Aquatic therapy is becoming an increasingly popular choice both for those recovering from surgery or those with disabilities that restrict their mobility. This type of therapy has gained popularity because it allows the individual to strengthen and stretch the muscles without putting strain on the body. Aquatic therapy is also gentler on joints as well making it the perfect form of exercise for those who are still healing or who are weaker than average. There are lots of different approaches to aquatic therapy, but some of the most common aspects are outlined below.
Necessary Equipment For Aquatic Therapy
Aquatic therapy requires a range of equipment depending on the goals set for the patient and their personal level of ability and fitness. One of the key pieces of equipment are pool lifts to help those with limited movement in and out of the pool. Others include things like water weights, pool noodles and buoyancy aids. However, these additional accessories are not always necessary and some therapists prefer to work only with the water and the edge of the pool.
Working The Arms And Legs
Aquatic therapy is really great for leg exercises as there is less gravity pulling on the legs. It is a great way to strengthen leg muscles and loosen joints without any additional strain on the body. Some common leg exercise include leg circles, side leg lifts ad toe raises. Similarly, arm exercises can be used to work the biceps and triceps. This is commonly achieved by having the patient sit in the water with the upper body submerged. Water weights can be used to strengthen the muscles while doing arm circles, shoulder shrugs and arm extensions.

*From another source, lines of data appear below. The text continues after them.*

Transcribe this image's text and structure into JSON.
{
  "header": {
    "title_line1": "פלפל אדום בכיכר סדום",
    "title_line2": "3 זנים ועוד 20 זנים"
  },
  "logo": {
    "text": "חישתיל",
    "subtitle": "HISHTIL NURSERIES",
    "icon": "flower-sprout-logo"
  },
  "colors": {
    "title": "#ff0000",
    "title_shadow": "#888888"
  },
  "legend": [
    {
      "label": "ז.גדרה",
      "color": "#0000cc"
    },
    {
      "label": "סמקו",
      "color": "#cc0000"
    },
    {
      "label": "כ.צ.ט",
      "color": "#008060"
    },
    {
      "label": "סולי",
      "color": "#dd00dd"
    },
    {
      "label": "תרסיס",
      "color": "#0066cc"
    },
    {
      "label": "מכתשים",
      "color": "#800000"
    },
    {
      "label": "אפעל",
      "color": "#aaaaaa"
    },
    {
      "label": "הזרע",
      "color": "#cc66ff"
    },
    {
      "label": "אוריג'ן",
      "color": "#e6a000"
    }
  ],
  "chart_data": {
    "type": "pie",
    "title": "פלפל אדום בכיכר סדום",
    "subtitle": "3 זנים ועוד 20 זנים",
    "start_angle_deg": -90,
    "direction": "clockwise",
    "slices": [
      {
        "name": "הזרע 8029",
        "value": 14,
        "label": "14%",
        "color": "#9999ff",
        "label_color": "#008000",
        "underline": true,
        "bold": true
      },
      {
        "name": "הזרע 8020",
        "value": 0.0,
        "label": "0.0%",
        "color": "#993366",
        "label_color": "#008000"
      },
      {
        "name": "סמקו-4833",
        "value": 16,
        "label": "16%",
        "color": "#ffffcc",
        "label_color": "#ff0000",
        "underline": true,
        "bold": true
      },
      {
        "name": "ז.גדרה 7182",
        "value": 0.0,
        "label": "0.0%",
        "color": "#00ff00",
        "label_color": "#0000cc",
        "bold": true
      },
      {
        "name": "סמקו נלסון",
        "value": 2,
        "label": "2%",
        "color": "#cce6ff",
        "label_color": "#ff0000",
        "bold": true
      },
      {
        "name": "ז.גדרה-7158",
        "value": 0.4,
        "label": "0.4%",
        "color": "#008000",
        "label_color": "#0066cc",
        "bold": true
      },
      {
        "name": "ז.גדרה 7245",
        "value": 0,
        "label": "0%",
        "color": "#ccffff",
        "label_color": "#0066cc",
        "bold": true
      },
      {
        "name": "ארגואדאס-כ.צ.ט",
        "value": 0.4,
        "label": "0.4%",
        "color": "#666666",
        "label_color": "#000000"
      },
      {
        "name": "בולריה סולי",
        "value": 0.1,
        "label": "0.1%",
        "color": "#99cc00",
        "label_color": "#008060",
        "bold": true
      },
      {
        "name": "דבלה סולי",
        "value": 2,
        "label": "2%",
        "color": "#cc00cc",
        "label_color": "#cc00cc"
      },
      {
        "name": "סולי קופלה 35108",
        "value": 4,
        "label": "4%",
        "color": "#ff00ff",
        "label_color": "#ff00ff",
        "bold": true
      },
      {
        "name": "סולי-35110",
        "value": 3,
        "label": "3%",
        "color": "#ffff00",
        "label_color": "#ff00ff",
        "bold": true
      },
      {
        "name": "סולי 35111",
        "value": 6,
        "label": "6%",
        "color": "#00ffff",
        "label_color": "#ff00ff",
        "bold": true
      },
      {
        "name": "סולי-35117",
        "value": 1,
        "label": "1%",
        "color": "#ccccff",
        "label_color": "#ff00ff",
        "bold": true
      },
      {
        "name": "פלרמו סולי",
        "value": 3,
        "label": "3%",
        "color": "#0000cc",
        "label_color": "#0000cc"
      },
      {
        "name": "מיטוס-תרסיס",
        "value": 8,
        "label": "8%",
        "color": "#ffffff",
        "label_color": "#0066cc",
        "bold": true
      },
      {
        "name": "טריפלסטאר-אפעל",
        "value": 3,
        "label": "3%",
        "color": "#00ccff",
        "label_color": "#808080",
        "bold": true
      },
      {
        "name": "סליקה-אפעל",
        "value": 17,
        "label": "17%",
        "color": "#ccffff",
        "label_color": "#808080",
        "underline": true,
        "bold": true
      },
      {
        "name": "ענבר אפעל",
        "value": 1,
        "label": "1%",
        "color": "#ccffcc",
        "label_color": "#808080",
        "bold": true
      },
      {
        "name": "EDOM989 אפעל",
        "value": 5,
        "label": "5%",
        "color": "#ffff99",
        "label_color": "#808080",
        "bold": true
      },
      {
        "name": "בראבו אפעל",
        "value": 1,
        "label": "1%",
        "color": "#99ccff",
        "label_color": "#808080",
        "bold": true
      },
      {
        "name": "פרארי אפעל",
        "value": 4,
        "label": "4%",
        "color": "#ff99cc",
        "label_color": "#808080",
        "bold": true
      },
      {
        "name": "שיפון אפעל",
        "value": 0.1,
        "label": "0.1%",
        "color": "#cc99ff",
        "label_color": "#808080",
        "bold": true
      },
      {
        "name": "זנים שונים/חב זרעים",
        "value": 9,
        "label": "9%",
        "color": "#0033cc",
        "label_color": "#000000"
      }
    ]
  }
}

Water based aerobics offers a low impact form of exercise which is perfect for older people and those with disabilities. Even something as simple as walking round the pool is great exercise as the waster offers enough resistance to present a challenge without risking injury. This is usually combined with the arm and leg exercises above to give a well rounded workout which raises the heart rate without putting strain on the body.
The water is also a great place to work on improving balance as it acts like a stabilizer. These types of exercise challenge the body safely and so it is a great option for those with spine alignment issues or poor posture. One style of balance work which is gaining popularity in aquatic therapy community is Tai Chi. When this is performed in water it is ideal for improving balance.
Aquatic therapy is certainly a very beneficial choice for those recovering from surgery or injury. It is also useful for people with a limited range of movement either due to old age or because f a disability. This is a type of exercise which anyone can enjoy regardless of fitness level. There are classes springing up at public leisure facilities everywhere, or your physical therapist may offer private sessions to work on a particular area of your body that needs strengthening.